I rapped upon the door of the bungalow with great urgency, whereupon I was ushered inside by a sloven I took to be the maidservant, Baines. Before I had the opportunity to place her head in a vice and make strangely significant passing movements of my hands in order to mesmerise her, her mistress cried weakly to me from the breakfast parlour. She insisted that I join her for a breakfast of devilled kidneys before dealing with the patient. My own preference has always been for kedgeree, bloaters, and raw liver as the first meal of the day, and indeed I had already eaten double helpings of all, and had additional portions tucked in my pockets in case of sudden peckishness, but one does not refuse a breakfast invitation from a neurasthenic lady, so I sat at the table with her and tucked my napkin under my chin.

While I waited for Baines to pile my plate high, the lady, who I was given to understand had already eaten one devilled kidney, began to rock back and forth on her chair. Her pallid face blushed crimson, her Pre-Raphaelite tresses stood stiffly on end as if she were attached to one of those newfangled electromagnetic machines, and she began to declaim incomprehensible gibberish in a grating and disturbingly masculine voice. This was no mere attack of the vapours.

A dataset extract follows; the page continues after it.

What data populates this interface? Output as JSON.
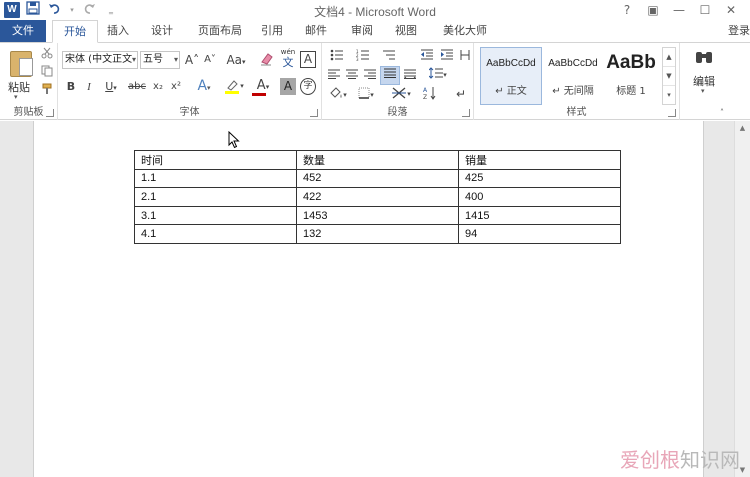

I leapt up from my chair and was about to place the lady’s head in a vice and make strangely significant passing movements of my hands over her, when Baines, behind me, dropped the plate and clutched at my arm. Before I was able to berate her for the unseemly and socially reprehensible nature of her action, she gibbered something. Incapable of understanding her strangulated lower class vowels, I slapped her several times across the face, then several more times, and demanded that she speak slowly and clearly and in the best approximation she could manage of civilised human speech.

I must commend her efforts, for by listening closely I learned that in all likelihood the lady’s alarmingly unladylike plight was due to some malign tampering with the devilled kidneys, which had been prepared by a person from Porlock who was the devil incarnate and who was chained up downstairs in the basement where he had been acting as a skivvy but today had been recklessly entrusted with cooking the breakfast.

Apprised of this information, I tossed the maidservant a penny, as one might to a performing monkey, and proceeded with élan and steely determination down to the basement to confront the fiend. The sloven had spoken the truth, for there he was, red and horned and cloven-hooved and goaty. I was about to place his head in a vice and make strangely significant passing movements of my hands over him when something quite unprecedented happened. Nothing in all my experience, not even when I was serving overseas in the tropics and was regularly subject to all sorts of weird and mind-numbing doo-dah, was anything like this.

One moment I was taking a quick bite out of a bloater from my pocket preparatory to manoeuvring the vice into position, the next I was chained and red and horned and cloven-hooved and goaty and gazing back at… myself. I, or he, had not even swallowed the mouthful of bloater. Somehow the person from Porlock, the devil incarnate, had exchanged bodies with me, in an instant. I watched in horror as he proceeded up the stairs with élan and steely determination, bent on who knows what maleficent purpose. I rattled my chains and wept.

Thus far, I have nothing further to report. So loud does the steam hiss through the pipes in this basement kitchen that I cannot hear anything of what is transpiring upstairs. I must wait for Baines, I do not know for how long. My only solace is that the length of my chain is sufficient to allow me unhindered access to the pantry, where there are handsome supplies of kedgeree and bloaters and raw liver.